These weeks I’ve spent many of my few spare hours digging through the LJ community blogs that have discussed the Pope’s discourse.
It seems that, especially on the communities designed for interfaith dialogue, much more important than the discourse is to catch traces of bigotry in the others’ messages. No Christian can say something without being reminded about Crusades and few Muslims can go on without being reminded about Bin Laden.
And the best part comes every time when a combatant tries to convince the audience that every violence that happened in the name of his/her religion is contrary to the true spirit of that faith and should be considered as not representative for this peaceful spirit. True, Muslims are far better at this kind of rhetoric: we can find out that Al-Qaida, the Saudi Arabian regime, the craziness in Somalia have nothing to do with Islam. Christians manage to reply only by saying that the fundies who blow up abortion clinics aren’t truly Christian; I don’t remember seeing any reference to the Inquisition or the colonization of Spanish America.

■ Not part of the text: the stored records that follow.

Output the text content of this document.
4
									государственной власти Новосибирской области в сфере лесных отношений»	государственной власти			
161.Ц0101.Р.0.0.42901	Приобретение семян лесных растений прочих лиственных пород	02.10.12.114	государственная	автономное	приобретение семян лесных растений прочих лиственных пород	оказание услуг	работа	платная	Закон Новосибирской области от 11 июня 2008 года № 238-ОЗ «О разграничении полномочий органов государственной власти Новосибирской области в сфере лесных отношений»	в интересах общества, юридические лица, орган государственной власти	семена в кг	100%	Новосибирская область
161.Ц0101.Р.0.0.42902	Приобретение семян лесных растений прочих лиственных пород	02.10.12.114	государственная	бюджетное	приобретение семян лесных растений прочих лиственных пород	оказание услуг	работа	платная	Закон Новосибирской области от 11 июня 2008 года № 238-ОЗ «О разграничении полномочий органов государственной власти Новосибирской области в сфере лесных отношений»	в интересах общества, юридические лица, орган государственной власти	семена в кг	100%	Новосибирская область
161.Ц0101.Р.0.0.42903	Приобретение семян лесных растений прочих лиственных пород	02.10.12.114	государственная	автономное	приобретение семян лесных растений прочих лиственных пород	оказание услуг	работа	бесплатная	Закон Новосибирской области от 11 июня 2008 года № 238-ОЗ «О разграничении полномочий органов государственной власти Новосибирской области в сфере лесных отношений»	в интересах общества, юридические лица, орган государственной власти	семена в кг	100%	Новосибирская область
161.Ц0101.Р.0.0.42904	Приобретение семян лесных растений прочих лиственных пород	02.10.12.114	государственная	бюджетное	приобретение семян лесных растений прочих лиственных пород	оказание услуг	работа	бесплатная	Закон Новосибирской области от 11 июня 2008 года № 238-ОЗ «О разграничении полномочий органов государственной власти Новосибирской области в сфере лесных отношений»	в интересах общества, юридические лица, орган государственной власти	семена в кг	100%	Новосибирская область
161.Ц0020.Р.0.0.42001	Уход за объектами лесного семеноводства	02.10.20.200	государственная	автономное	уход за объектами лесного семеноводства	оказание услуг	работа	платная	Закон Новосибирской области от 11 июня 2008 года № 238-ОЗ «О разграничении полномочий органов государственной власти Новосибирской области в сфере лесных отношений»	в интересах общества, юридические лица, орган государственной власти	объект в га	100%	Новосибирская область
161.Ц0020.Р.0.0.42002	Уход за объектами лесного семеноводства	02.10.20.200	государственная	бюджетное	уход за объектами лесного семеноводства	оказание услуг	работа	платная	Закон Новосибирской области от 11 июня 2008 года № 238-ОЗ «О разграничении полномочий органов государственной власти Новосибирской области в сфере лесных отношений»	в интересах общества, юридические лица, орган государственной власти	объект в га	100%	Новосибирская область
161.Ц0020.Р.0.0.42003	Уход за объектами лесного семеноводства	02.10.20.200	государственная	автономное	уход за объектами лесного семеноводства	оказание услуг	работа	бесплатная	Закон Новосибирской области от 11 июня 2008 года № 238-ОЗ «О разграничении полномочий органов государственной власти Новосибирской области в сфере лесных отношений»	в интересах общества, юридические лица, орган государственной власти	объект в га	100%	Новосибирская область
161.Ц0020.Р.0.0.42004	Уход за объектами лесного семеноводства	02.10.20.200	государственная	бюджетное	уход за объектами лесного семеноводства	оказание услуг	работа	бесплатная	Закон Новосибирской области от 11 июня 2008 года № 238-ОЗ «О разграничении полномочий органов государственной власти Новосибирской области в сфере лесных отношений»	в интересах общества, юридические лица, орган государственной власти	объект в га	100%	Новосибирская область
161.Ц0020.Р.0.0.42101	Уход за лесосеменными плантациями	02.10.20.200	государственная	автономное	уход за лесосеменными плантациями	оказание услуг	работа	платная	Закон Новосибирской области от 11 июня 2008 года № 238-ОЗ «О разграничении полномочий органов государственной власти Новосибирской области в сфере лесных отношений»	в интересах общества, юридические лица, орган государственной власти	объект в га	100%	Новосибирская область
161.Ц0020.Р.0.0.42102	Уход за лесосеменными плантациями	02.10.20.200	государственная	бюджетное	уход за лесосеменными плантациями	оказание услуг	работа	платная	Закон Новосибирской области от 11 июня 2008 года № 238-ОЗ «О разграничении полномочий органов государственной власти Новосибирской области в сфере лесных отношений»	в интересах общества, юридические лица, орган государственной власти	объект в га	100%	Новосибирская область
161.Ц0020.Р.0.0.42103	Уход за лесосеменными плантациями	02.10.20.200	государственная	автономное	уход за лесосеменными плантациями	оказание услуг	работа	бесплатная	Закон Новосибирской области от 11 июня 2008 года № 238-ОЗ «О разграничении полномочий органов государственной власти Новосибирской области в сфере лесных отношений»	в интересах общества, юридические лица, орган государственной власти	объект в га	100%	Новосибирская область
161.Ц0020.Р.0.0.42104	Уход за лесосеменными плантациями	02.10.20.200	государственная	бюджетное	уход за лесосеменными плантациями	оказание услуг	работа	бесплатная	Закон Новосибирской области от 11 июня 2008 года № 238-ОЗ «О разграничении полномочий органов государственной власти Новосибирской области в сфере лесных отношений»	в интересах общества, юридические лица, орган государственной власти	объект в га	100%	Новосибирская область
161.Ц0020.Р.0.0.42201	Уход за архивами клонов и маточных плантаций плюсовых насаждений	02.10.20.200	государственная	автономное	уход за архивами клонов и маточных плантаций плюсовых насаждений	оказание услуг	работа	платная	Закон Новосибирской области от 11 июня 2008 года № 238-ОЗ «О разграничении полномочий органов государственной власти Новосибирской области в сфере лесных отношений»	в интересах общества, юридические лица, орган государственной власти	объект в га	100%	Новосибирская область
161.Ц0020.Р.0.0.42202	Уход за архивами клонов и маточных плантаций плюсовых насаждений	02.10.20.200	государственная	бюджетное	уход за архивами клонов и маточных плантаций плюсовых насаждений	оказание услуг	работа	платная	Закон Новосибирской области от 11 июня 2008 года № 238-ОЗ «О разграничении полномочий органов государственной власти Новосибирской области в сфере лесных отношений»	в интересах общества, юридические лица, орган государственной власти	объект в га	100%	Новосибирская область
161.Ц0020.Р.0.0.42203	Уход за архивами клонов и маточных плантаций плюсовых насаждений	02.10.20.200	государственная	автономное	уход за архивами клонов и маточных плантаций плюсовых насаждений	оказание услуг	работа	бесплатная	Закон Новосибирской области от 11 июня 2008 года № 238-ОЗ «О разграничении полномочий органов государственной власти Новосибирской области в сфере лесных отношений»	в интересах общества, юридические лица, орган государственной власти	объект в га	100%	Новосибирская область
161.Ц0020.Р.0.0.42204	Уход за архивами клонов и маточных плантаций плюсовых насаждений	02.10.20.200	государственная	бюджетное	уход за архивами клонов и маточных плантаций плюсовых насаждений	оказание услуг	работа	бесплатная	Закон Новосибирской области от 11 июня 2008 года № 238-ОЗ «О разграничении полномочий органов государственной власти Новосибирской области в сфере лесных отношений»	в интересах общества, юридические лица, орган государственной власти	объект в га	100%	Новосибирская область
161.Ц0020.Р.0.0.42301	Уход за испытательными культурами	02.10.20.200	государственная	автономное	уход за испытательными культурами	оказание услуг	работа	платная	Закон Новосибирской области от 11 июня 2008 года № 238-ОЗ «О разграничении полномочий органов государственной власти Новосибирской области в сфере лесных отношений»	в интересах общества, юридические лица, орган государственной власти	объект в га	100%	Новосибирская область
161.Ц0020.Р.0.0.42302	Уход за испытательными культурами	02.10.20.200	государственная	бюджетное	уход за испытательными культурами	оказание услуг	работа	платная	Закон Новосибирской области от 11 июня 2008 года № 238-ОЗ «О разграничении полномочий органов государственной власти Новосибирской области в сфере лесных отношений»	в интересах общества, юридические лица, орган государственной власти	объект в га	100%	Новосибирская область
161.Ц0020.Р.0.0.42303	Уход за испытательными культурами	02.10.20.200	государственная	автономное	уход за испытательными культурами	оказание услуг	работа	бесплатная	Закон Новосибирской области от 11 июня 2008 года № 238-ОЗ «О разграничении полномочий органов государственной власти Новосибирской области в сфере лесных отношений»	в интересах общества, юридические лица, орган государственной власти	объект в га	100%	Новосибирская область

But I wonder what would be left of these religions if all violent acts ever committed in their name were simply excluded. How many believers would admit openly the benefits of most holy wars of conquest launched by their ancestors? I remember a historian who said that, if not for the Crusades, Christian faith and culture might have followed Zoroastrianism (another of Islam’s rivals) into extinction. Now, as the above-mentioned LJ users like to put it, there’s no such thing as religious violence – there’s only the peaceful spirit of religion and, well, some less peaceful people who only pretend to practice that religion and should not be taken into consideration. And those who don’t accept this distinction are ignorants, intolerants and so on.
So here we have again the old game about political correctness. I wanted to test how far this game can go and I wrote to a Catholic that the bigot and narrow-minded in the story told by Pope Benedict was in fact the emperor Manuel Paleologos, because he couldn't understand that the Ottoman Turks ready to besiege Constantinople weren’t representative for the real, peaceful Islam. And those who turned Hagia Sofia into a mosque weren't true Muslims, because the Islamic teachings wouldn't have approved this. And you know what? The guy took me for serious.